Functional evaluation of molecules that are predicted to promote stem cell mediated endogenous repair often requires in vivo transplant studies that are low throughput and hinder the rate of discovery. To offer greater throughput for functional validation studies, we miniaturized, simplified and expanded the functionality of a previously developed muscle endogenous repair (MEndR) in vitro assay that was shown to capture significant events of in vivo muscle endogenous repair.

METHODS

The mini-MEndR assay consists of miniaturized cellulose scaffolds designed to fit in 96-well plates, the pores of which are infiltrated with human myoblasts encapsulated in a fibrin-based hydrogel to form engineered skeletal muscle tissues. Pre-adsorbing thrombin to the cellulose scaffolds facilitates in situ tissue polymerization, a critical modification that enables new users to rapidly acquire assay expertise. Following the generation of the 3D myotube template, muscle stem cells (MuSCs), enriched from digested mouse skeletal muscle tissue using an improved magnetic-activated cell sorting protocol, are engrafted within the engineered template. Murine MuSCs are fluorescently labeled, enabling co-evaluation of human and mouse Pax7 cell responses to drug treatments. A regenerative milieu is introduced by injuring the muscle tissue with a myotoxin to initiate endogenous repair "in a dish". Phenotypic data is collected at endpoints with a high-content imaging system and is analyzed using ImageJ-based image analysis pipelines.

RESULTS

The miniaturized format and modified manufacturing protocol cuts reagent costs in half and hands-on seeding time ~ threefold, while the image analysis pipelines save 40 h of labour.
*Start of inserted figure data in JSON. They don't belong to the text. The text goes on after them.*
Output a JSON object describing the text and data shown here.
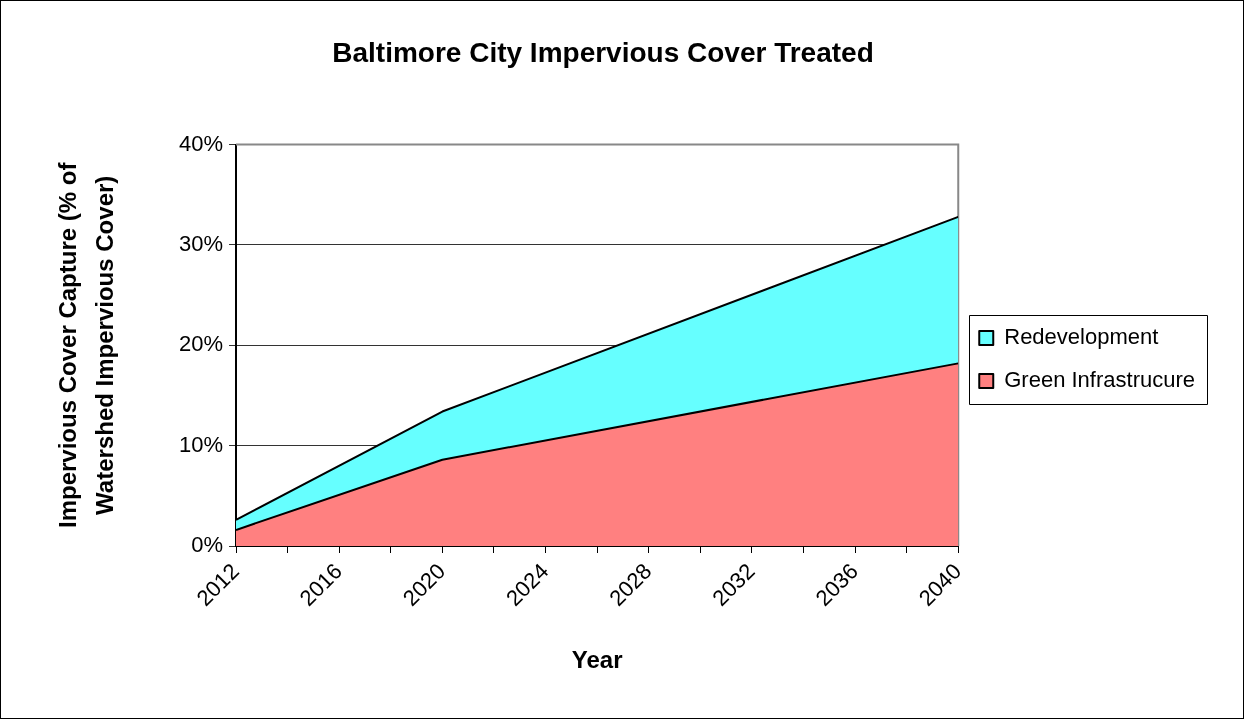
{
  "chart_data": {
    "type": "area",
    "title": "Baltimore City Impervious Cover Treated",
    "xlabel": "Year",
    "ylabel": "Impervious Cover Capture (% of Watershed Impervious Cover)",
    "x": [
      2012,
      2020,
      2040
    ],
    "series": [
      {
        "name": "Green Infrastrucure",
        "color": "#ff8080",
        "values": [
          1.6,
          8.6,
          18.2
        ]
      },
      {
        "name": "Redevelopment",
        "color": "#66ffff",
        "values": [
          1.0,
          4.8,
          14.6
        ]
      }
    ],
    "stacked": true,
    "xlim": [
      2012,
      2040
    ],
    "xticks": [
      2012,
      {
        "value": 2014,
        "label": null
      },
      2016,
      {
        "value": 2018,
        "label": null
      },
      2020,
      {
        "value": 2022,
        "label": null
      },
      2024,
      {
        "value": 2026,
        "label": null
      },
      2028,
      {
        "value": 2030,
        "label": null
      },
      2032,
      {
        "value": 2034,
        "label": null
      },
      2036,
      {
        "value": 2038,
        "label": null
      },
      2040
    ],
    "ylim": [
      0,
      40
    ],
    "yticks": [
      {
        "value": 0,
        "label": "0%"
      },
      {
        "value": 10,
        "label": "10%"
      },
      {
        "value": 20,
        "label": "20%"
      },
      {
        "value": 30,
        "label": "30%"
      },
      {
        "value": 40,
        "label": "40%"
      }
    ],
    "grid": "y",
    "legend": "right",
    "marker": "none"
  }
}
By evaluating multiple commercially available human primary myoblast lines in 2D and 3D culture, we establish quality assurance metrics for cell line selection that standardizes myotube template quality. In vivo outcomes (enhanced muscle production and Pax7 cell expansion) to a known modulator of MuSC mediated repair (p38/β MAPK inhibition) are recapitulated in the miniaturized culture assay, but only in the presence of stem cells and the regenerative milieu.

DISCUSSION

The miniaturized predictive assay offers a simple, scaled platform to co-investigate human and mouse skeletal muscle endogenous repair molecular modulators, and thus is a promising strategy to accelerate the muscle endogenous repair discovery pipeline.

SUPPLEMENTARY INFORMATION

The online version contains supplementary material available at 10.1186/s44330-024-00005-4.